Rabbi Yisroel Goldstein was washing his hands before the Yizkor memorial service when he heard a loud noise.
“I turned around and I was face-to face with this murderer-terrorist, who was holding this rifle and looking straight at me,” he told host Willie Giest on NBC’s “Sunday Today.” Goldstein spoke to the Today Show by phone from his hospital bed hours after surgery to remove his right index finger. He is hoping to keep his left index finger. Both fingers were shot by gunman John Earnest’s assault rifle at close range when the rabbi instinctively put up his hands as the gunman began shooting.
The rabbi said that the gunman then killed Lori Gilbert-Kaye “right on the spot.”
After being shot he ran to the social hall where congregants had gathered as had several children including his granddaughter, and he began waving them out of the building to safety.
“I just ran, not even knowing my fingers were blown off,” he said.
Goldstein said he continued his last-day-of-Passover sermon outside of the synagogue building, where he and his members waited for the authorities to arrive.
“I got out there and just spoke from my heart, just giving everyone the courage to know, it was just about 70 years ago during the Holocaust that we were gunned down like this,” he said. “And I just want to let our fellow Americans know we aren’t going to let this happen here. Not here in San Diego, not here in Poway, not in the United States of America.”
“We will not be intimidated and deterred by this terrorism. Terror will not win,” Goldstein said.
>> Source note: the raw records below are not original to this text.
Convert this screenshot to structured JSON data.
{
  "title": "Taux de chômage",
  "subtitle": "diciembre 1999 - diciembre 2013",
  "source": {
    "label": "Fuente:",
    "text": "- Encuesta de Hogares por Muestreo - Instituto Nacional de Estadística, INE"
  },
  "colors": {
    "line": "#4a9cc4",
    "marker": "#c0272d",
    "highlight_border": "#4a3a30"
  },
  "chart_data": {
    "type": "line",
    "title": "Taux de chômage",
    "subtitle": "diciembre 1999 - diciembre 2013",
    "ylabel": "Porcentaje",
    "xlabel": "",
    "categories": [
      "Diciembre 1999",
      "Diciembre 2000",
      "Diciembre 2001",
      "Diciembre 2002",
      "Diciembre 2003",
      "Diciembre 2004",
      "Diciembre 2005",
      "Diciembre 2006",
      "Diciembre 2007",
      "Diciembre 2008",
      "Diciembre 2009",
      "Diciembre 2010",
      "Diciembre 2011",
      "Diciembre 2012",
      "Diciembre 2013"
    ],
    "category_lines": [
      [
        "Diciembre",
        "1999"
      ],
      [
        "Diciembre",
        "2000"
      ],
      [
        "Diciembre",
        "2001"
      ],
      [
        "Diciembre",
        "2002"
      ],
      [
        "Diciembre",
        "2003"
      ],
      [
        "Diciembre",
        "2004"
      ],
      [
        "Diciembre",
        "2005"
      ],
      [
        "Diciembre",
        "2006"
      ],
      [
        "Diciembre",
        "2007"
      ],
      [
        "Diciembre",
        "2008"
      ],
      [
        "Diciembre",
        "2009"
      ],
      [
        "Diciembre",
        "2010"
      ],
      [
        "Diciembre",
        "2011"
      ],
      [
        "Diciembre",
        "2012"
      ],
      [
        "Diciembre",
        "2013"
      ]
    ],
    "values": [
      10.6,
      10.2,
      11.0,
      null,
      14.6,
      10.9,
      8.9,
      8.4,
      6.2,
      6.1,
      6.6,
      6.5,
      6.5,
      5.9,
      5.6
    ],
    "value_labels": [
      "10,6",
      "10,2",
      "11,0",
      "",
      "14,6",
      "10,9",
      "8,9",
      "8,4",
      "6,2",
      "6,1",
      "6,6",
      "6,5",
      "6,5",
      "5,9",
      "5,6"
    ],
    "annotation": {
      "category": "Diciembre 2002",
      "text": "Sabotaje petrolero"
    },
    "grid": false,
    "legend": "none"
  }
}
He called on the government to secure all places of worship from such acts of terror.
He said he has known Gilbert-Kaye for 33 years, when he founded the Chabad synagogue in Poway as a 22-year-old new rabbi. “She is a steadfast member, supporter, philanthropist — just a kind soul,” he said, noting that she helped him secure the loan to construct the building.
“I pray for healing in this time of pain and grief and I ask that we all do something to add more light to combat this evil darkness that’s out there,” the rabbi said. “That can happen through acts of compassion and lovingkindness.”
Meanwhile, the rabbi says” “I cannot erase that face from my mind. I cannot erase that moment.”